The Trustees of Queen’s College (now Rutgers University), founded in 1766, voted to locate the young college in New Brunswick, selecting the city over Hackensack, in Bergen County, New Jersey. Classes began in 1771 with one instructor, one sophomore, Matthew Leydt, and several freshmen at a tavern called the ‘Sign of the Red Lion’ on the corner of Albany and Neilson Streets (now the grounds of the Johnson & Johnson corporate headquarters). The Sign of the Red Lion was purchased on behalf of Queens College in 1771, and later sold to the estate of Jacob Rutsen Hardenbergh in 1791. Classes were held through the American Revolution in various taverns and boarding houses, and at a building known as College Hall on George Street, until Old Queens was erected in 1808. It remains the oldest building on the Rutgers University campus. The Queen’s College Grammar School (now Rutgers Preparatory School) was established also in 1766, and shared facilities with the College until 1830, when it located in a building (now known as Alexander Johnston Hall) across College Avenue from Old Queens. After Rutgers University became the state university of New Jersey in 1945, the Trustees of Rutgers divested itself of Rutgers Preparatory School, which relocated in 1957 to an estate purchased from the Colgate-Palmolive Company in Franklin Township in neighboring Somerset County.
As of the 2010 United States Census, there were 55,181 people, 14,119 households, and 7,751.331 families residing in the city. The population density was 10,556.4 per square mile (4,075.8/km2). There were 15,053 housing units at an average density of 2,879.7 per square mile (1,111.9/km2). The racial makeup of the city was 45.43% (25,071) White, 16.04% (8,852) Black or African American, 0.90% (498) Native American, 7.60% (4,195) Asian, 0.03% (19) Pacific Islander, 25.59% (14,122) from other races, and 4.39% (2,424) from two or more races. Hispanic or Latino of any race were 49.93% (27,553) of the population.

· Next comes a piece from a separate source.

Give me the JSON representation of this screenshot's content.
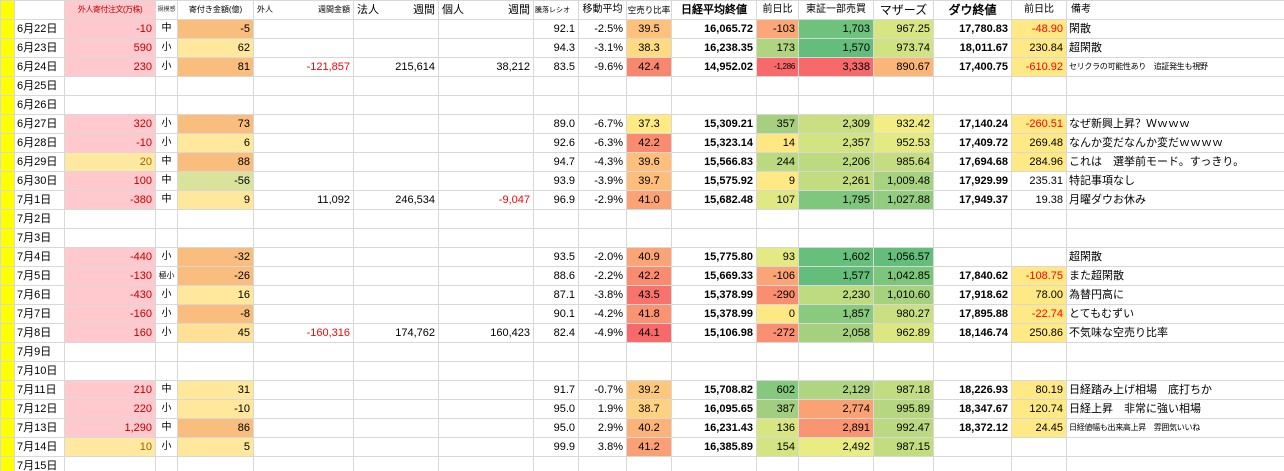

City Hall has promoted the nickname “The Health Care City” to reflect the importance of the healthcare industry to its economy. The city is home to the world headquarters of Johnson & Johnson, along with several medical teaching and research institutions including Saint Peter’s University Hospital, Robert Wood Johnson University Hospital and the Robert Wood Johnson Medical School, the Cancer Institute of New Jersey, and The Bristol-Myers Squibb Children’s Hospital. There is also a public high school in New Brunswick focused on health sciences, the New Brunswick Health Sciences Technology High School.
Rutgers University has three campuses in the city: College Avenue Campus (seat of the University), Douglass Campus, and Cook Campus, which extend into surrounding townships. Rutgers has also added several buildings downtown in the last two decades, both academic and residential.
New Brunswick is the site to the New Brunswick Theological Seminary, a seminary of the Reformed Church in America, that was founded in New York in 1784, then moved to New Brunswick in 1810.
Robert Wood Johnson Medical School, part of Rutgers University, is located in New Brunswick and Piscataway.
Middlesex County College has some facilities downtown, though its main campus is in Edison.